Wie beweiswürdigend dargelegt, ist das Vorbringen der BF über eine Bedrohung durch ihren Ex-Mann nicht glaubhaft. Sie ist in Somalia auch keine alleinstehende, schutzlose, geschlechtsspezifischer Gewalt besonders ausgesetzte Frau. Sie unterliegt nicht aufgrund ihrer Minderheitenzugehörigkeit einer asylrelevanten Diskriminierung. Es droht ihr in Somalia keine erneute Genitalverstümmelung. Sonstige Gründe einer asylrelevanten Bedrohung sind im Verfahren nicht hervorgekommen. Es besteht somit keine maßgebliche Wahrscheinlichkeit einer asylrechtlichen Verfolgung der BF in Somalia aus Konventionsgründen.

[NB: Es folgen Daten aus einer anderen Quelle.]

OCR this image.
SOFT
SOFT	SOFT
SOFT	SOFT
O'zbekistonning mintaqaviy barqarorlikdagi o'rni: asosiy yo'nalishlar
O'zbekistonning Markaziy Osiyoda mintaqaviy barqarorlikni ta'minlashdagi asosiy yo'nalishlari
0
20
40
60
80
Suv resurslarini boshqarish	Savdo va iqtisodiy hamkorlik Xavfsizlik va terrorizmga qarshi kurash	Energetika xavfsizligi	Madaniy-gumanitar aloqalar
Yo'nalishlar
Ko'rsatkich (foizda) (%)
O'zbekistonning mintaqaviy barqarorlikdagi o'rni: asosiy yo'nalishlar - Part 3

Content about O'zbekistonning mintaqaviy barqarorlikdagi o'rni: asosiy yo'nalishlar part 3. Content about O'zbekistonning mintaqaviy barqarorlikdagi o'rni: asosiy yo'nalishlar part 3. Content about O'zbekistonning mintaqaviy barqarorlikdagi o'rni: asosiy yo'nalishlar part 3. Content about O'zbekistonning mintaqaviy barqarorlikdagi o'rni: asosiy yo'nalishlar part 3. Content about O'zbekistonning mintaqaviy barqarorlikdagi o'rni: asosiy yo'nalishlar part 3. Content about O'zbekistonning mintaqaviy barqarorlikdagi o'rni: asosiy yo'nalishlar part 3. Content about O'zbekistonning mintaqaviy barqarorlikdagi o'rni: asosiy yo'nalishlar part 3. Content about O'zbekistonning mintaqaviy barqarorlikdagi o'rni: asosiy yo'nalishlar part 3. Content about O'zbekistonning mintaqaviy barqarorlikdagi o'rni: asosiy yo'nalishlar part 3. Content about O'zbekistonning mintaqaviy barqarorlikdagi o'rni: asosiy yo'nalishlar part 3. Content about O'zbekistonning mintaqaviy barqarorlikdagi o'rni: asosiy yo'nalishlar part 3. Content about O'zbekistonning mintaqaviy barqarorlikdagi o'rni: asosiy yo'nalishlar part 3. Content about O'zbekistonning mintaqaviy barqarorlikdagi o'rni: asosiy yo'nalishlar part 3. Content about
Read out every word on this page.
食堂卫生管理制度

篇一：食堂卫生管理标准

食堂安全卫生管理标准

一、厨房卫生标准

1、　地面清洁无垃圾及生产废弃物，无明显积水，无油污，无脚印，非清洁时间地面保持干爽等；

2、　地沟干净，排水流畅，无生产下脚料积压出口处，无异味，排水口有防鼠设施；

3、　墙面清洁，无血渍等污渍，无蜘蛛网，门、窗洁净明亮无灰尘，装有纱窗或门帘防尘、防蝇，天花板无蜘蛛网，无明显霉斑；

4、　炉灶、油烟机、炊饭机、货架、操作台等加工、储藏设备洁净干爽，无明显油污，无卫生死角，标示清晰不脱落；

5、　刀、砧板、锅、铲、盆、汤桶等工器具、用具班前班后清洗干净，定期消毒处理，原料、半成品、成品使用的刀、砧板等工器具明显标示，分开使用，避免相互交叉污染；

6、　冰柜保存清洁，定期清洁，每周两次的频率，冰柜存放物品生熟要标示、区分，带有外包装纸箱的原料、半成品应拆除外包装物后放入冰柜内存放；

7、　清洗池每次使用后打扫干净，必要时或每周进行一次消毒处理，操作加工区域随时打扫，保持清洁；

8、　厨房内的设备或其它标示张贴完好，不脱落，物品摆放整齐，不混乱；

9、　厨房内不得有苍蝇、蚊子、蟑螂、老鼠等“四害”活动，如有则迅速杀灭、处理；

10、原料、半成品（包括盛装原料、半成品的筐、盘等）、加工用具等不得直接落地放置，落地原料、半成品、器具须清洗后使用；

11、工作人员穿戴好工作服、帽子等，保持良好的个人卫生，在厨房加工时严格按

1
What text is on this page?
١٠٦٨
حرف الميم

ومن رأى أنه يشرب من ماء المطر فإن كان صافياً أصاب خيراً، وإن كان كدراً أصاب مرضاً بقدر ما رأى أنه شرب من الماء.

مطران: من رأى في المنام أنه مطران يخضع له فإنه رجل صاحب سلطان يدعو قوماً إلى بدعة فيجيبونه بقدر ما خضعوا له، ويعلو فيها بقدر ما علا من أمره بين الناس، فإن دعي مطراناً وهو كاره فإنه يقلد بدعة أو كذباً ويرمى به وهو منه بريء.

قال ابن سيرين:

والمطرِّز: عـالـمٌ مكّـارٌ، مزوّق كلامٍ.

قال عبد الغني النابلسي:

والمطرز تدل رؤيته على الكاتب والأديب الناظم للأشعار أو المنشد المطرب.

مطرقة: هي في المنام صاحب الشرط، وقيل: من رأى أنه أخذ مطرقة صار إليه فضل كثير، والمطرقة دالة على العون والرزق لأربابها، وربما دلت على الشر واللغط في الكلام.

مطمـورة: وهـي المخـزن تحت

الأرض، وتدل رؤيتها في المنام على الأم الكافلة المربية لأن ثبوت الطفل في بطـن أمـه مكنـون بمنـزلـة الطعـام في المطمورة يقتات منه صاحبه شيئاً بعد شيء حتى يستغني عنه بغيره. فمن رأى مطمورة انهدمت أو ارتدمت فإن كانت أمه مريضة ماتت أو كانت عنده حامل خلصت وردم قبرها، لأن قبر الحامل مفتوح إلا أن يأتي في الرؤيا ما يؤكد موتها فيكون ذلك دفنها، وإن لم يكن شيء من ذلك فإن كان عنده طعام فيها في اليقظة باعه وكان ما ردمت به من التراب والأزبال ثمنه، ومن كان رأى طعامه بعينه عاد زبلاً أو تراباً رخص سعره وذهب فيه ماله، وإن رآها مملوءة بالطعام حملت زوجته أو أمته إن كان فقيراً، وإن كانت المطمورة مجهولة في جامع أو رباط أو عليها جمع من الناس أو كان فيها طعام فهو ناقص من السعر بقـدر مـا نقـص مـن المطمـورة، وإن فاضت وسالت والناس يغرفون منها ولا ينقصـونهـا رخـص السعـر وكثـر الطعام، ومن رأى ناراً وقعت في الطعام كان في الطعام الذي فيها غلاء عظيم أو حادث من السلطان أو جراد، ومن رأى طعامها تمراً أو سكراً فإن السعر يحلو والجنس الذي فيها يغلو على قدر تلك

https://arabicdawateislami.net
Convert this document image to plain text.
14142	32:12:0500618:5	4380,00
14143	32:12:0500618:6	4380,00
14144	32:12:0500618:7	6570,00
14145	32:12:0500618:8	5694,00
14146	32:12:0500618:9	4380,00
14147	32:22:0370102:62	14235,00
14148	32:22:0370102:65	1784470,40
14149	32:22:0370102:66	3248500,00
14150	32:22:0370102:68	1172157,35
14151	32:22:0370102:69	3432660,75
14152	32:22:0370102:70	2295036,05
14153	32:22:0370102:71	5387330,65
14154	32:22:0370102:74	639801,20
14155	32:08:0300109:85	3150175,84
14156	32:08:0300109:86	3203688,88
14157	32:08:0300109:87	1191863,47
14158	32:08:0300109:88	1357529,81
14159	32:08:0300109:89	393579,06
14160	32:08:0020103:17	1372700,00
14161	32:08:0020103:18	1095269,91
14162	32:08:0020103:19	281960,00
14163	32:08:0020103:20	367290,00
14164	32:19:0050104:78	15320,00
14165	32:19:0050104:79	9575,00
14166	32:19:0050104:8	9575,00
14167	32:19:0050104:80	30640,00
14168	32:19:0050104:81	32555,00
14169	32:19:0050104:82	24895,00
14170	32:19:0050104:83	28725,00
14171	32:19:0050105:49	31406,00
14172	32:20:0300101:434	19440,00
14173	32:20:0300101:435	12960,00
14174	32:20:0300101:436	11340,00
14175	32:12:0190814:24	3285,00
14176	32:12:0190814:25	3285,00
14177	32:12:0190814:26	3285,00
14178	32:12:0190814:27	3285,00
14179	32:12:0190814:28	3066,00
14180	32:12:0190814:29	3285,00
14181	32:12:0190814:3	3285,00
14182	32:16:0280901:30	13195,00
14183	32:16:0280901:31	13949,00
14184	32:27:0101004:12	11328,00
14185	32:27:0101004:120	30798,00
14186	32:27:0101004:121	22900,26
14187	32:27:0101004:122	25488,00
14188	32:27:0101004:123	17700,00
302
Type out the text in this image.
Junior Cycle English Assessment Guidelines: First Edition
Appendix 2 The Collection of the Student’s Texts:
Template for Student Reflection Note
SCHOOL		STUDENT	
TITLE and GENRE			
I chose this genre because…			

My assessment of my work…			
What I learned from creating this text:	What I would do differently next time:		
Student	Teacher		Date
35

Die Abweisung des Antrags auf internationalen Schutz hinsichtlich der Zuerkennung des Status der Asylberechtigten durch das BFA war daher im Ergebnis nicht zu beanstanden.
Zu B) Unzulässigkeit der Revision:
Die Revision ist gemäß Art. 133 Abs. 4 B-VG nicht zulässig, weil die Entscheidung nicht von der Lösung einer Rechtsfrage abhängt, der grundsätzliche Bedeutung zukommt. Weder weicht die gegenständliche Entscheidung von der bisherigen Rechtsprechung des Verwaltungsgerichtshofes ab, noch fehlt es an einer Rechtsprechung; weiters ist die vorliegende Rechtsprechung des Verwaltungsgerichtshofes auch nicht als uneinheitlich zu beurteilen. Auch liegen keine sonstigen Hinweise auf eine grundsätzliche Bedeutung der zu lösenden Rechtsfrage vor.